A começar pela dificuldade em falar com os grupos. Todos disponibilizam algum canal de comunicação, seja por email, mensagem pelo site do grupo ou pelas redes sociais. Ok, os canais estão lá, à disposição, mas responder que é bom… Só uma minoria dá retorno com alguma agilidade. Há os que demoram um tempo, o que significa até duas, três semanas, para perceber a tentativa de contato e respondem. E há os que não dão qualquer sinal de vida, a maioria.

Entre os que respondem, felizmente a imensa maioria é bem receptiva. Aceita colaborar de bom grado e até demonstra curiosidade pela pesquisa, quer mais informações. O que é fabuloso. E isso acontece independentemente do tamanho do grupo: há desde os bem pequenos, até os bem estruturados e com uma grande quantidade de funcionários (quando eu finalizar a pesquisa, disponibilizarei todos os resultados aqui no blog).  Mas há também o que dizem NÃO.

Não porque, alegam, concluíram que não teriam como atender tantas demandas por entrevistas e de pesquisas acadêmicas que chegam a eles. Bem… fico só imaginando, diante desse universo relativamente novo, e ainda mais novo na pesquisa acadêmica interessada nos media alternativos ibero-americanos, quantos pedidos de entrevistas e de solicitação de dados são feitos por dia para que esses grupos tomassem esse tipo de decisão?

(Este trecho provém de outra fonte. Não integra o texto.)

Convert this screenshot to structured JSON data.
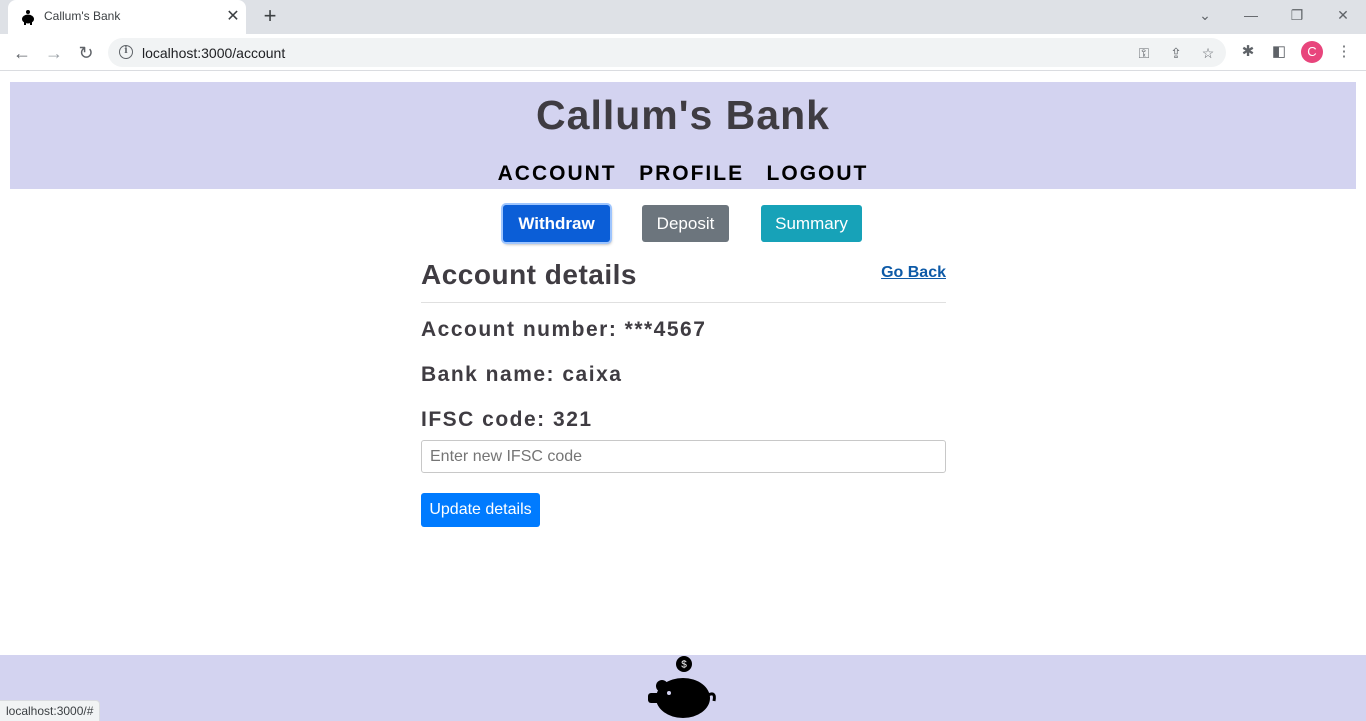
{
  "browser": {
    "tab_title": "Callum's Bank",
    "tab_close": "✕",
    "new_tab": "+",
    "url": "localhost:3000/account",
    "status_url": "localhost:3000/#",
    "profile_initial": "C"
  },
  "header": {
    "site_title": "Callum's Bank",
    "nav": [
      "ACCOUNT",
      "PROFILE",
      "LOGOUT"
    ]
  },
  "actions": {
    "withdraw": "Withdraw",
    "deposit": "Deposit",
    "summary": "Summary"
  },
  "account": {
    "title": "Account details",
    "go_back": "Go Back",
    "account_number": "Account number: ***4567",
    "bank_name": "Bank name: caixa",
    "ifsc_code": "IFSC code: 321",
    "ifsc_placeholder": "Enter new IFSC code",
    "update_button": "Update details"
  },
  "footer": {
    "logo_symbol": "$"
  },
  "colors": {
    "header_bg": "#d3d3f0",
    "withdraw": "#0b5ed7",
    "deposit": "#6c757d",
    "summary": "#17a2b8",
    "update": "#007bff"
  }
}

Tá, não sou intolerante e realmente respeito o direito a livre manifestação de todos. E acredito que boa parte da rejeição em contribuir para trabalhos acadêmicos deva-se a uma falsa impressão de que são trabalhos inúteis, que não servem pra nada. Mentalidade que, infelizmente, está impregnada na cabeça de muita gente, e que justifica, por exemplo, a retirada massiva de recursos que tem sido feita no atual governo Temer, com um quase completo desmonte do CNPq e da Capes.

Por menor que seja uma contribuição acadêmica, ela é potencialmente transformadora, por apresentar interpretações aprofundadas sobre um certo fenômeno, ou cenário, o que pode levar a repensar caminhos e estratégias. No caso do jornalismo alternativo, espero que meu trabalho contribua para tornar esta prática mais acessível para uma parte mais ampla da população, e mais respeitada no próprio campo jornalístico, que hoje tende a deslegitimá-la.

Só que, como no jornalismo, nas ciências sociais aplicadas, se faz bem pouco sozinho. É preciso cooperação, conversas, discussões. Um não contribui bem pouco para aprimorar qualquer trabalho.